In der kleinen Stadt Völkermarkt herrscht Trauer. Hauptbrandmeister Johann Peter Peteln, ein Urgestein der Freiwilligen Feuerwehr, ist im Alter von 89 Jahren verstorben. Über 70 Jahre lang war er ein aktives Mitglied und hat mit seiner Hingabe und seinem unermüdlichen Einsatz die Gemeinschaft maßgeblich geprägt. Seine Kameraden und Freunde haben in den sozialen Medien Abschied von ihm genommen. Es ist schwer, die Lücke zu füllen, die er hinterlässt.
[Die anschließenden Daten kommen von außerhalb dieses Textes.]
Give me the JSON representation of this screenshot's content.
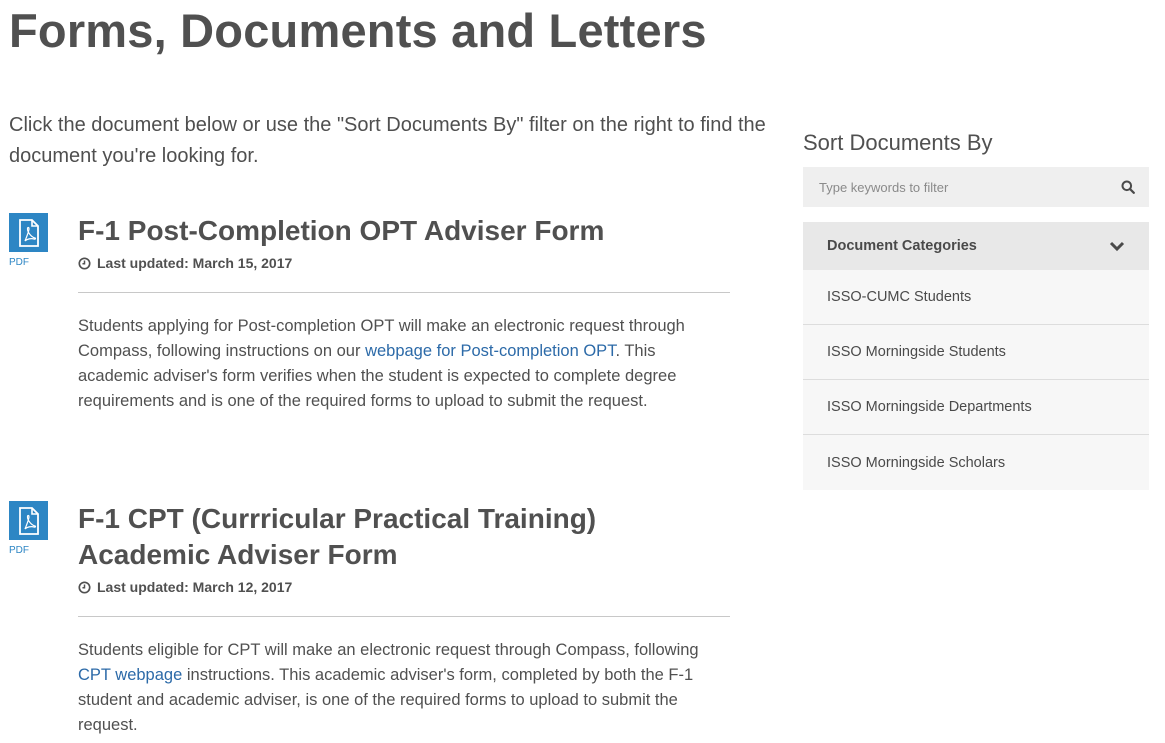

Peteln war nicht nur ein Feuerwehrmann, sondern auch ein Mensch, der für seine Verlässlichkeit und Kameradschaft geschätzt wurde. In verschiedenen Positionen, darunter Kassier und Zugskommandant, hat er das Geschehen in der Feuerwehr mitbestimmt und seine Erfahrungen mit jüngeren Mitgliedern geteilt. Die Feuerwehr beschreibt ihn als treues und engagiertes Mitglied, das immer zur Stelle war, wenn es galt, anderen zu helfen. Seine Ehefrau und die Angehörigen erhalten in diesen schweren Stunden das Mitgefühl der gesamten Feuerwehrgemeinschaft.

Ein Abschied voller Respekt

Das Begräbnis von Johann Peter Peteln findet am 26. Juni um 10.30 Uhr in der Pfarrkirche St. Ruprecht statt. Bereits am 25. Juni um 17 Uhr wird ein gemeinsames Gebet in der Kirche gehalten, um für den Verstorbenen zu beten und ihm die letzte Ehre zu erweisen. Es wird viele geben, die kommen – nicht nur Feuerwehrkameraden, sondern auch Nachbarn, Freunde und all jene, die ihn gekannt haben. Die Erinnerungen werden lebendig, wenn man über die zahlreichen Geschichten aus seiner Zeit bei der Feuerwehr spricht.

In einer Zeit, in der die Werte von Gemeinschaft und Zusammenhalt oft in den Hintergrund geraten, ist es wichtig, solche Menschen wie Johann Peter Peteln zu gedenken. Sie haben nicht nur ihre Aufgabe erfüllt, sondern auch ein Vorbild für viele gewesen. Das Erbe, das er hinterlässt, wird in den Herzen seiner Mitmenschen weiterleben.

Wenn man in Völkermarkt durch die Straßen geht, wird man vielleicht das Echo von Johann Peters Lachen hören oder das Geräusch der Feuerwehrsirene, das er oft mit Stolz gehört hat. Es sind die kleinen Dinge, die einen großen Unterschied machen. Der Verlust ist spürbar, aber die Erinnerungen an einen außergewöhnlichen Menschen werden die Trauer lindern.